- Super NES cover art
- Developer: Software Creations of America
- Publisher: Acclaim Entertainment
- Director: Stephen Ruddy
- Producer: Jeff Carnell
- Designers: Jeff Carnell Brian Ulrich
- Programmer: Stephen Ruddy
- Artist: David McLachlan
- Composers: Chris Jojo Paul Tonge Suddi Raval
- Platforms: Game Boy, Game Gear, Sega Genesis, Super NES
- Release: Game Boy NA: September 1995; EU: 1995; Super NES NA: September 1995; EU: 1995; Game Gear NA: October 1995; Genesis NA: October 1995; EU: 1995;
- Genre: Sports (boxing)
- Mode: Single-player

= Foreman For Real =

1995 video game

Foreman For Real (フォアマン フォーリアル, Foaman Fō Riaru) is a 1995 boxing video game for the Game Boy, Game Gear, Sega Genesis, and the Super Nintendo Entertainment System featuring George Foreman. It is the follow-up to Acclaim's previous release, George Foreman's KO Boxing. The game was met with negative reviews which criticized the simplistic and unexciting gameplay and low production values.

==Gameplay==

The game uses digitized representations of boxers, including Foreman himself.
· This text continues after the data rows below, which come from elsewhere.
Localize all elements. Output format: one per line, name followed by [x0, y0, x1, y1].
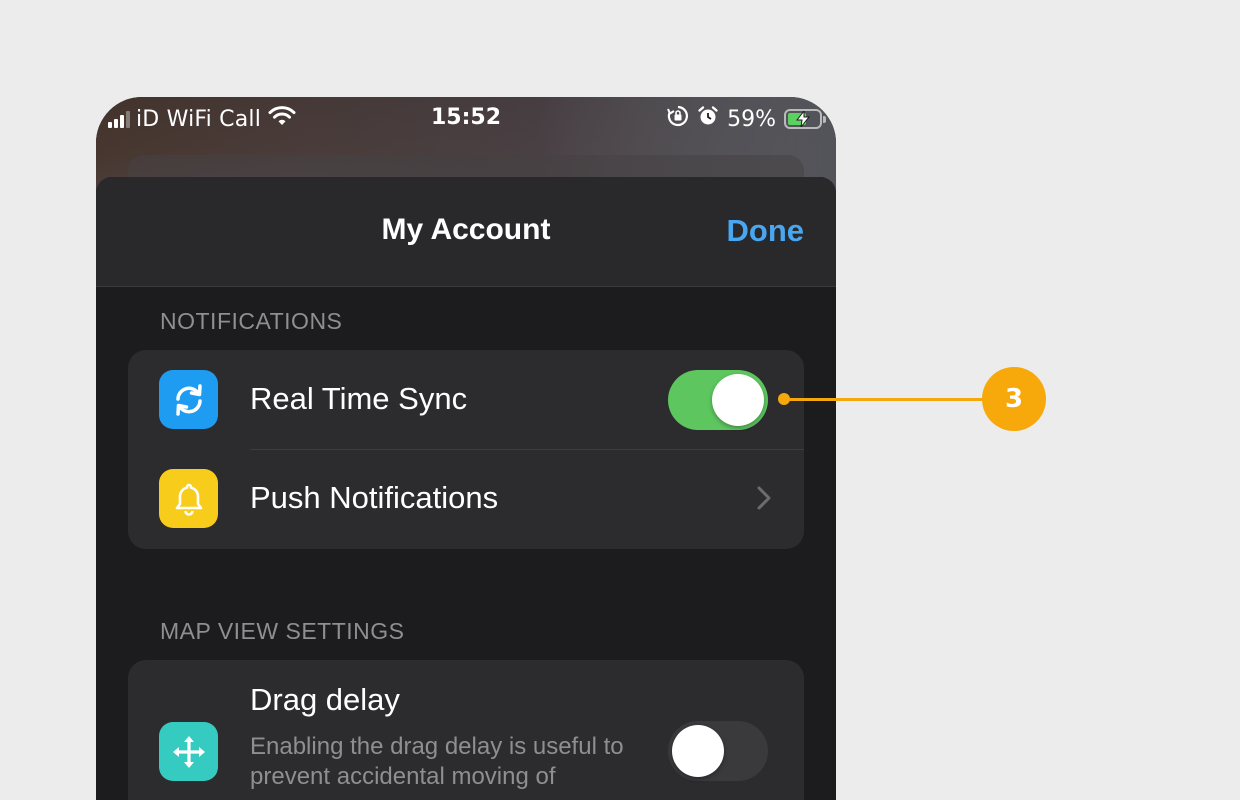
real-time-sync-toggle[interactable]	[668, 370, 768, 430]
row-description: Enabling the drag delay is useful to pre…	[250, 733, 624, 790]
account-sheet: My Account Done NOTIFICATIONS Real Time …	[96, 177, 836, 800]
section-header-map-view-settings: MAP VIEW SETTINGS	[160, 618, 405, 644]
callout-anchor-dot	[778, 393, 790, 405]
move-arrows-icon	[159, 722, 218, 781]
battery-percent: 59%	[727, 106, 776, 132]
bell-icon	[159, 469, 218, 528]
sheet-header: My Account Done	[96, 177, 836, 287]
callout-badge: 3	[982, 367, 1046, 431]
row-label: Real Time Sync	[250, 381, 468, 416]
notifications-group: Real Time Sync Push Notifications	[128, 350, 804, 549]
orientation-lock-icon	[667, 105, 689, 133]
sync-icon	[159, 370, 218, 429]
status-bar: iD WiFi Call 15:52 59%	[96, 97, 836, 141]
page-title: My Account	[381, 213, 551, 246]
battery-charging-icon	[784, 109, 826, 129]
row-drag-delay[interactable]: Drag delay Enabling the drag delay is us…	[128, 660, 804, 800]
alarm-icon	[697, 105, 719, 133]
row-real-time-sync[interactable]: Real Time Sync	[128, 350, 804, 449]
map-view-settings-group: Drag delay Enabling the drag delay is us…	[128, 660, 804, 800]
row-label: Push Notifications	[250, 480, 499, 515]
drag-delay-toggle[interactable]	[668, 721, 768, 781]
row-push-notifications[interactable]: Push Notifications	[128, 449, 804, 548]
section-header-notifications: NOTIFICATIONS	[160, 308, 343, 334]
phone-screen: iD WiFi Call 15:52 59% My Account Done N…	[96, 97, 836, 800]
done-button[interactable]: Done	[727, 213, 805, 249]
chevron-right-icon	[756, 485, 772, 515]
callout-line	[784, 398, 988, 401]
row-label: Drag delay	[250, 682, 400, 717]
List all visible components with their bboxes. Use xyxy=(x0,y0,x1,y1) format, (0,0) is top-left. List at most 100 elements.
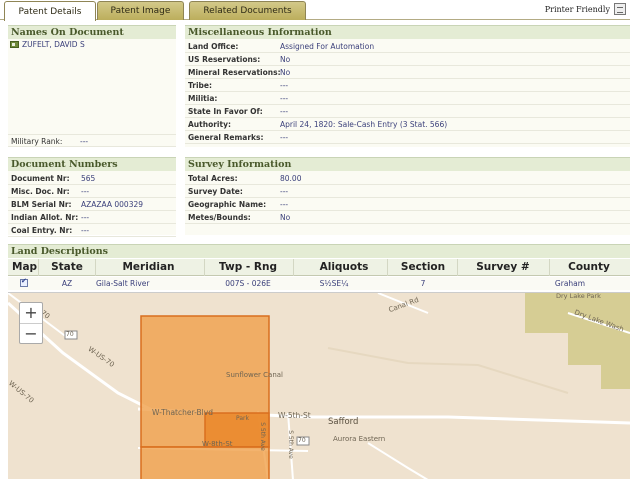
land-meridian: Gila-Salt River xyxy=(96,279,150,288)
misc-label: Tribe: xyxy=(188,81,213,90)
docnum-label: BLM Serial Nr: xyxy=(11,200,72,209)
survey-value: --- xyxy=(280,200,289,209)
docnums-panel: Document Numbers Document Nr: 565 Misc. Do… xyxy=(8,157,176,237)
printer-friendly-link[interactable]: Printer Friendly xyxy=(545,5,610,14)
docnum-label: Indian Allot. Nr: xyxy=(11,213,79,222)
name-entry: ZUFELT, DAVID S xyxy=(10,40,85,49)
label-w5th: W-5th-St xyxy=(278,411,311,420)
label-safford: Safford xyxy=(328,417,359,427)
misc-heading: Miscellaneous Information xyxy=(185,25,630,39)
docnum-label: Misc. Doc. Nr: xyxy=(11,187,70,196)
label-s5th-ave-b: S 5th Ave xyxy=(286,430,294,459)
names-panel: Names On Document ZUFELT, DAVID S Milita… xyxy=(8,25,176,147)
misc-row: State In Favor Of: --- xyxy=(185,105,630,118)
survey-row: Metes/Bounds: No xyxy=(185,211,630,224)
survey-heading: Survey Information xyxy=(185,157,630,171)
label-dry-lake-park: Dry Lake Park xyxy=(556,292,601,300)
label-hw-a: 70 xyxy=(66,331,74,338)
misc-label: General Remarks: xyxy=(188,133,264,142)
misc-row: General Remarks: --- xyxy=(185,131,630,144)
col-aliquots: Aliquots xyxy=(319,261,369,273)
misc-value: April 24, 1820: Sale-Cash Entry (3 Stat.… xyxy=(280,120,448,129)
tab-patent-details[interactable]: Patent Details xyxy=(4,1,96,21)
land-state: AZ xyxy=(61,279,73,288)
docnum-row: Coal Entry. Nr: --- xyxy=(8,224,176,237)
misc-label: State In Favor Of: xyxy=(188,107,263,116)
col-twp-rng: Twp - Rng xyxy=(219,261,277,273)
survey-row: Geographic Name: --- xyxy=(185,198,630,211)
survey-panel: Survey Information Total Acres: 80.00 Surv… xyxy=(185,157,630,235)
map-canvas[interactable] xyxy=(8,293,630,479)
name-value: ZUFELT, DAVID S xyxy=(22,40,85,49)
parcel-south xyxy=(140,446,270,479)
misc-label: Land Office: xyxy=(188,42,239,51)
survey-value: 80.00 xyxy=(280,174,302,183)
land-descriptions-heading: Land Descriptions xyxy=(8,244,630,258)
survey-row: Survey Date: --- xyxy=(185,185,630,198)
col-meridian: Meridian xyxy=(122,261,175,273)
docnum-row: Misc. Doc. Nr: --- xyxy=(8,185,176,198)
misc-row: Land Office: Assigned For Automation xyxy=(185,40,630,53)
survey-value: No xyxy=(280,213,291,222)
docnum-value: --- xyxy=(81,226,90,235)
survey-label: Total Acres: xyxy=(188,174,238,183)
tab-bar: Patent Details Patent Image Related Docu… xyxy=(0,0,630,21)
misc-panel: Miscellaneous Information Land Office: As… xyxy=(185,25,630,147)
military-rank-value: --- xyxy=(80,137,89,146)
label-sunflower-canal: Sunflower Canal xyxy=(226,371,283,379)
tab-patent-image[interactable]: Patent Image xyxy=(97,1,184,20)
docnums-heading: Document Numbers xyxy=(8,157,176,171)
misc-value: --- xyxy=(280,94,289,103)
land-aliquots: S½SE¼ xyxy=(319,279,349,288)
docnum-row: Document Nr: 565 xyxy=(8,172,176,185)
col-county: County xyxy=(568,261,610,273)
misc-label: US Reservations: xyxy=(188,55,261,64)
label-thatcher-blvd: W-Thatcher-Blvd xyxy=(152,408,213,417)
survey-row: Total Acres: 80.00 xyxy=(185,172,630,185)
survey-value: --- xyxy=(280,187,289,196)
misc-row: Authority: April 24, 1820: Sale-Cash Entr… xyxy=(185,118,630,131)
docnum-value: --- xyxy=(81,187,90,196)
docnum-label: Coal Entry. Nr: xyxy=(11,226,73,235)
person-card-icon xyxy=(10,41,19,48)
label-s5th-ave-a: S 5th Ave xyxy=(258,422,266,451)
military-rank-label: Military Rank: xyxy=(11,137,63,146)
misc-value: --- xyxy=(280,133,289,142)
land-twp-rng: 007S - 026E xyxy=(225,279,271,288)
col-state: State xyxy=(51,261,83,273)
printer-icon[interactable] xyxy=(614,3,626,15)
misc-label: Mineral Reservations: xyxy=(188,68,281,77)
misc-value: --- xyxy=(280,81,289,90)
survey-label: Metes/Bounds: xyxy=(188,213,251,222)
docnum-value: 565 xyxy=(81,174,96,183)
map-checkbox[interactable] xyxy=(20,277,28,287)
misc-value: No xyxy=(280,55,291,64)
misc-value: Assigned For Automation xyxy=(280,42,375,51)
zoom-in-button[interactable]: + xyxy=(20,303,42,323)
misc-value: --- xyxy=(280,107,289,116)
misc-row: Tribe: --- xyxy=(185,79,630,92)
land-map[interactable]: US-70 W-US-70 W-US-70 Canal Rd Dry Lake … xyxy=(8,292,630,479)
land-section: 7 xyxy=(420,279,426,288)
docnum-value: --- xyxy=(81,213,90,222)
docnum-value: AZAZAA 000329 xyxy=(81,200,144,209)
zoom-out-button[interactable]: − xyxy=(20,323,42,343)
label-aurora-eastern: Aurora Eastern xyxy=(333,435,386,443)
docnum-label: Document Nr: xyxy=(11,174,70,183)
docnum-row: Indian Allot. Nr: --- xyxy=(8,211,176,224)
docnum-row: BLM Serial Nr: AZAZAA 000329 xyxy=(8,198,176,211)
col-section: Section xyxy=(400,261,446,273)
land-row: AZ Gila-Salt River 007S - 026E S½SE¼ 7 G… xyxy=(8,277,630,290)
military-rank-row: Military Rank: --- xyxy=(8,134,176,147)
misc-row: Mineral Reservations: No xyxy=(185,66,630,79)
label-park: Park xyxy=(236,415,249,422)
col-map: Map xyxy=(12,261,38,273)
zoom-control: + − xyxy=(19,302,43,344)
survey-label: Survey Date: xyxy=(188,187,243,196)
misc-row: Militia: --- xyxy=(185,92,630,105)
tab-related-documents[interactable]: Related Documents xyxy=(189,1,306,20)
label-w8th: W-8th-St xyxy=(202,440,233,448)
survey-label: Geographic Name: xyxy=(188,200,267,209)
col-survey: Survey # xyxy=(476,261,530,273)
misc-value: No xyxy=(280,68,291,77)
This game is similar to the arcade game Punch-Out!! and consists of three different modes (exhibition, career, and tournament). Players can choose between three rounds (as in amateur boxing) and 12 rounds (as in professional boxing). Acclaim's proprietary graphics technology was used to create photorealistic digital representations of the boxers. Two camera views are available. Career mode has the player start out as the bottom of the world rankings and winning fights makes him move up the ladder until he has to face off against George Foreman for the world heavyweight championship belt. This makes the game similar to the career modes found in most modern sports games. All of the fighters can earn money and are ranked based on their offense and defense. Passwords allow careers to be resumed from certain spots in the game.

A coach gives advice on the strengths and weaknesses of each opponent. Punches and jabs are available with several variations. In addition, an AI-controlled judge helps to determine the score of each and every round.

==Reception==
Greasy Gus of GamePro remarked that while the Super NES version has faster gameplay and better character graphics than the Genesis version, it is still mediocre in absolute terms, with unengaging gameplay and a crowd which shows no reaction to developments in the fight. He summarized "A school bus full of Don Kings couldn't generate any excitement for this fight." The same magazine's Tommy Glide reviewed the Genesis version. He likewise commented on the "stiff gameplay", and severely criticized the audio: "The average music severely drowns out the sound effects in each fight. You won't hear the ref count on knockdowns, the punch effects sound like bad kung fu noises from '70s films, the crowd's silent, and the round bell sounds like someone tapping a children's toy piano." A reviewer for Next Generation slammed the Genesis version as well, commenting that the gameplay ultimately comes down to blindly mashing buttons. He gave it one out of five stars, summarizing that "There seems to be no real effort put into any single aspect of this title, and the end result is arguably one of the poorer boxing efforts ever released." Video Games The Ultimate Gaming Magazine gave the game a score of 5 out of 10, giving some praise to the graphics although giving criticism to the playability, the game speed, lack of variety and concluding, "Don't waste your time with this game when you could just as easily pick up Electronic Arts Foes of Ali."